Why the problems happens at this time and all the day the backups are sucessfull?

  • Important to look at logs when the error is seen. Ensure dbclient log folder exist on clients (with 777 permission) and bprd on the master. These logs will tell us what is wrong with comms between master and clients. Can you please also have a close look at the master server to see what kind of load and amount of jobs are initiated during the time when Oracle backup failures are seen?
  • Check name resolution forward and back.  Often caused by missing reverse lookup (IP to name).

     

  • Hi Will, thank you for your answer.

    there are around 10 diferent clients that fail with the same message. And all the other jobs shcedules in the day for the same clients work with out problems. But I will check the name resolution.

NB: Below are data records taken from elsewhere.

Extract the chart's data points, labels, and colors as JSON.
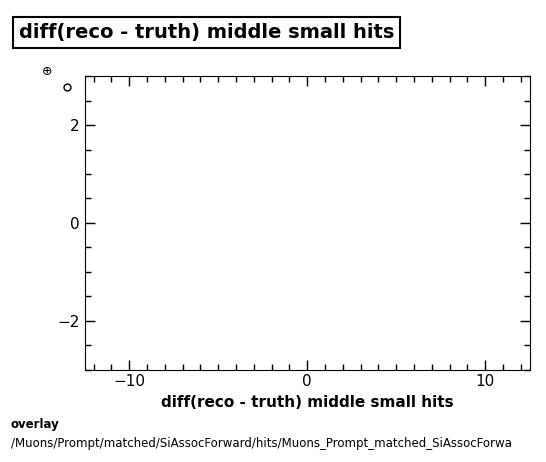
{
  "title": "diff(reco - truth) middle small hits",
  "xlabel": "diff(reco - truth) middle small hits",
  "xlim": [
    -12.5,
    12.5
  ],
  "ylim": [
    -3.0,
    3.0
  ],
  "xticks": [
    -10,
    0,
    10
  ],
  "yticks": [
    -2,
    0,
    2
  ],
  "footer_line1": "overlay",
  "footer_line2": "/Muons/Prompt/matched/SiAssocForward/hits/Muons_Prompt_matched_SiAssocForwa",
  "bg_color": "#ffffff",
  "title_fontsize": 14,
  "label_fontsize": 11,
  "tick_fontsize": 11,
  "footer_fontsize": 8.5
}
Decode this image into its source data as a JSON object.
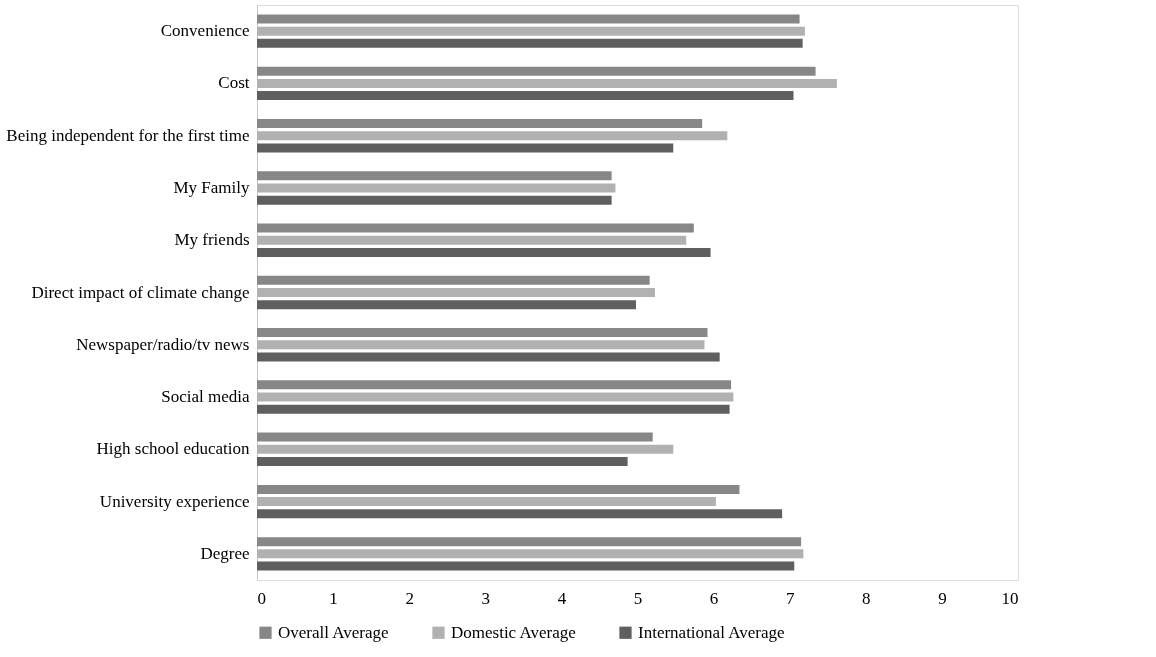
{
  "chart_data": {
    "type": "bar",
    "orientation": "horizontal",
    "categories": [
      "Convenience",
      "Cost",
      "Being independent for the first time",
      "My Family",
      "My friends",
      "Direct impact of climate change ",
      "Newspaper/radio/tv news",
      "Social media",
      "High school education",
      "University experience",
      "Degree"
    ],
    "series": [
      {
        "name": "Overall Average",
        "color": "#878787",
        "values": [
          7.13,
          7.34,
          5.85,
          4.66,
          5.74,
          5.16,
          5.92,
          6.23,
          5.2,
          6.34,
          7.15
        ]
      },
      {
        "name": "Domestic Average",
        "color": "#b1b1b1",
        "values": [
          7.2,
          7.62,
          6.18,
          4.71,
          5.64,
          5.23,
          5.88,
          6.26,
          5.47,
          6.03,
          7.18
        ]
      },
      {
        "name": "International Average",
        "color": "#5f5f5f",
        "values": [
          7.17,
          7.05,
          5.47,
          4.66,
          5.96,
          4.98,
          6.08,
          6.21,
          4.87,
          6.9,
          7.06
        ]
      }
    ],
    "xlim": [
      0,
      10
    ],
    "xticks": [
      0,
      1,
      2,
      3,
      4,
      5,
      6,
      7,
      8,
      9,
      10
    ],
    "grid": false,
    "legend": "bottom"
  }
}
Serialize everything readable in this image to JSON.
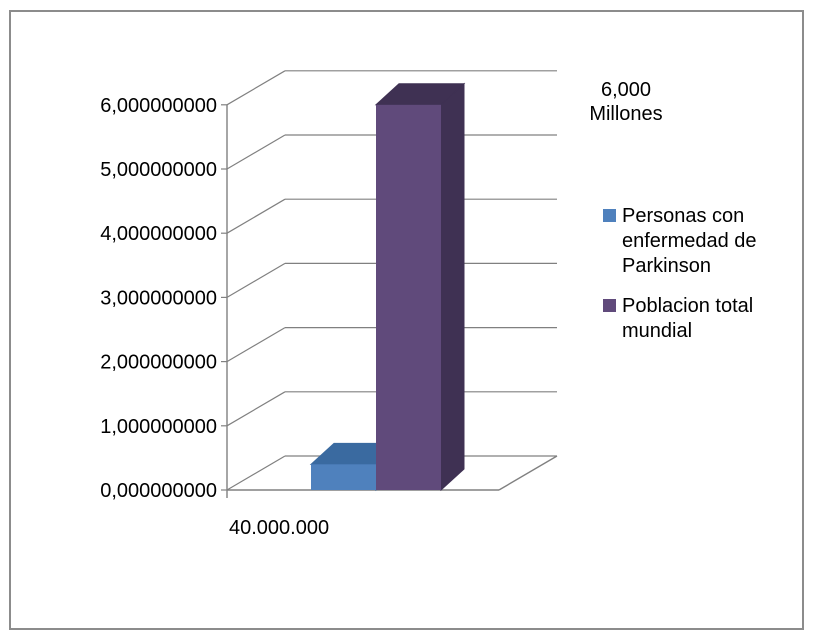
{
  "chart_data": {
    "type": "bar",
    "style": "3d-clustered-column",
    "ylim": [
      0,
      6
    ],
    "ytick_labels": [
      "0,000000000",
      "1,000000000",
      "2,000000000",
      "3,000000000",
      "4,000000000",
      "5,000000000",
      "6,000000000"
    ],
    "categories": [
      "40.000.000"
    ],
    "series": [
      {
        "name": "Personas con enfermedad de Parkinson",
        "values": [
          0.4
        ],
        "color": "#4f81bd",
        "top_color": "#3a6aa0"
      },
      {
        "name": "Poblacion total mundial",
        "values": [
          6.0
        ],
        "color": "#604a7b",
        "side_color": "#3f3153",
        "top_color": "#3f3153",
        "data_label": "6,000\nMillones"
      }
    ],
    "legend_position": "right",
    "grid": true,
    "gridline_color": "#808080"
  }
}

  • Important to look at logs when the error is seen. Ensure dbclient log folder exist on clients (with 777 permission) and bprd on the master. These logs will tell us what is wrong with comms between master and clients. Can you please also have a close look at the master server to see what kind of load and amount of jobs are initiated during the time when Oracle backup failures are seen?
  • Right, I missed this: All the errors occurs in the time windows from 22:00 to 23:00, and all the day all the jobs run with out problems.

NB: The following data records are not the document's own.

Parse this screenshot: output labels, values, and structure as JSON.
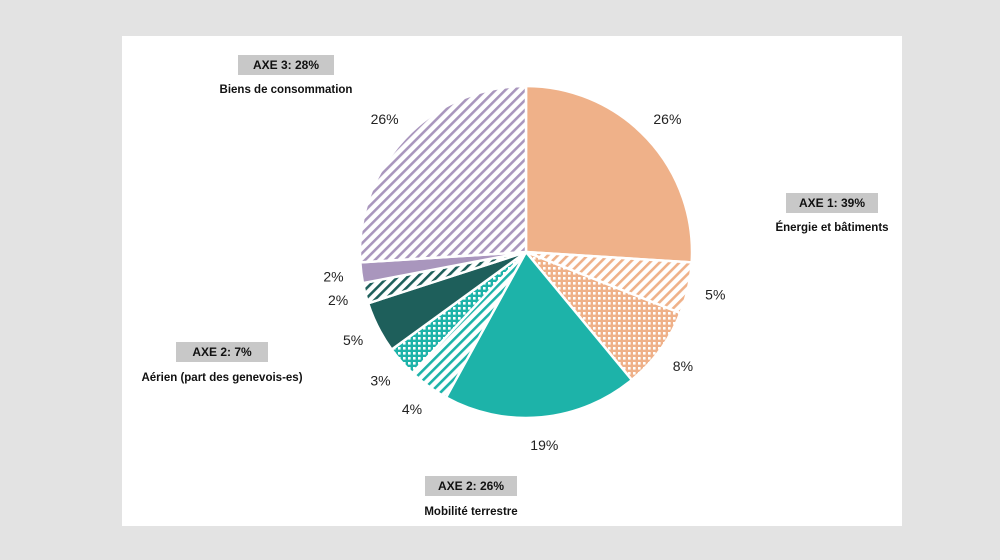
{
  "chart_data": {
    "type": "pie",
    "slices": [
      {
        "label": "26%",
        "value": 26,
        "color": "#efb189",
        "pattern": "solid",
        "group": 1
      },
      {
        "label": "5%",
        "value": 5,
        "color": "#efb189",
        "pattern": "hatch",
        "group": 1
      },
      {
        "label": "8%",
        "value": 8,
        "color": "#efb189",
        "pattern": "grid",
        "group": 1
      },
      {
        "label": "19%",
        "value": 19,
        "color": "#1db3a9",
        "pattern": "solid",
        "group": 2
      },
      {
        "label": "4%",
        "value": 4,
        "color": "#1db3a9",
        "pattern": "hatch",
        "group": 2
      },
      {
        "label": "3%",
        "value": 3,
        "color": "#1db3a9",
        "pattern": "grid",
        "group": 2
      },
      {
        "label": "5%",
        "value": 5,
        "color": "#1e5f5b",
        "pattern": "solid",
        "group": 3
      },
      {
        "label": "2%",
        "value": 2,
        "color": "#1e5f5b",
        "pattern": "hatch",
        "group": 3
      },
      {
        "label": "2%",
        "value": 2,
        "color": "#a996bd",
        "pattern": "solid",
        "group": 4
      },
      {
        "label": "26%",
        "value": 26,
        "color": "#a996bd",
        "pattern": "hatch",
        "group": 4
      }
    ],
    "groups": [
      {
        "badge": "AXE 1: 39%",
        "name": "Énergie et bâtiments"
      },
      {
        "badge": "AXE 2: 26%",
        "name": "Mobilité terrestre"
      },
      {
        "badge": "AXE 2: 7%",
        "name": "Aérien (part des genevois-es)"
      },
      {
        "badge": "AXE 3: 28%",
        "name": "Biens de consommation"
      }
    ]
  }
}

    That does sound like loading issue rather than name resolution.

  • Hi Marianne, the amount of jobs in the windows (from 22:00 to 23:00) is 216 jobs.

    I filtered in the Activity Monitor.

    • 199 are backup jobs
    • 15 jobs are Image Clean up
    • 1 Duplication
    • 1 Snapshot (vmware)

    I will check your advice "Ensure dbclient log folder exist on clients (with 777 permission) and bprd on the master."

    Thank you for your response.

     

     

     

  • Hello, at the afternoon I reviewed at the client side the existence of dcblient log folder. For somes clients there was not created,  I ran the mklogdir script to create those folder.

    Somes clients already has the dbclient folder, and looking inside I found similar messages in these clients:

    DBCLIENT LOG
    22:32:51.098 [22086302] <16> readCommFile: ERR - timed out after 900 seconds while reading from /usr/openv/netbackup/logs/user_ops/dbext/
    logs/22086302.0.1465963327
    22:32:51.099 [22086302] <32> serverResponse: ERR - could not read from comm file </usr/openv/netbackup/logs/user_ops/dbext/logs/22086302.
    0.1465963327>
    22:32:51.099 [22086302] <16> CreateNewImage: ERR - serverResponse() failed
    22:32:51.151 [22086302] <16> VxBSACreateObject: ERR - Could not create new image with file /arc_RMSPRD_39345_1_914536926.
    22:32:51.151 [22086302] <16> xbsa_CreateObject: ERR - VxBSACreateObject: Failed with error: Server Status:  Communication with the server
     has not been initiated or the server status has not been retrieved from the serve
    22:32:51.352 [22479420] <16> readCommFile: ERR - timed out after 900 seconds while reading from /usr/openv/netbackup/logs/user_ops/dbext/
    logs/22479420.0.1465963328
    22:32:51.353 [22479420] <32> serverResponse: ERR - could not read from comm file </usr/openv/netbackup/logs/user_ops/dbext/logs/22479420.
    0.1465963328>
    22:32:51.353 [22479420] <16> CreateNewImage: ERR - serverResponse() failed
    22:32:51.405 [22479420] <16> VxBSACreateObject: ERR - Could not create new image with file /arc_RMSPRD_39346_1_914536927.
    22:32:51.405 [22479420] <16> xbsa_CreateObject: ERR - VxBSACreateObject: Failed with error: Server Status:  Communication with the server
     has not been initiated or the server status has not been retrieved from the serve

  • .<16> readCommFile: ERR - timed out after 900 seconds ...

    Change Client Read Timeout on the Media Server.  Try 1800, increase as needed. 

  • Hi Will, thank you for your response.

    All the media servers (nbu appliances) has already set CLIENT READ TIMEOUT = 3200.

    Today the backups runs ok.

    Our master is a VMware machine, I think that the workload on the master o something else at this time is affecting the backups.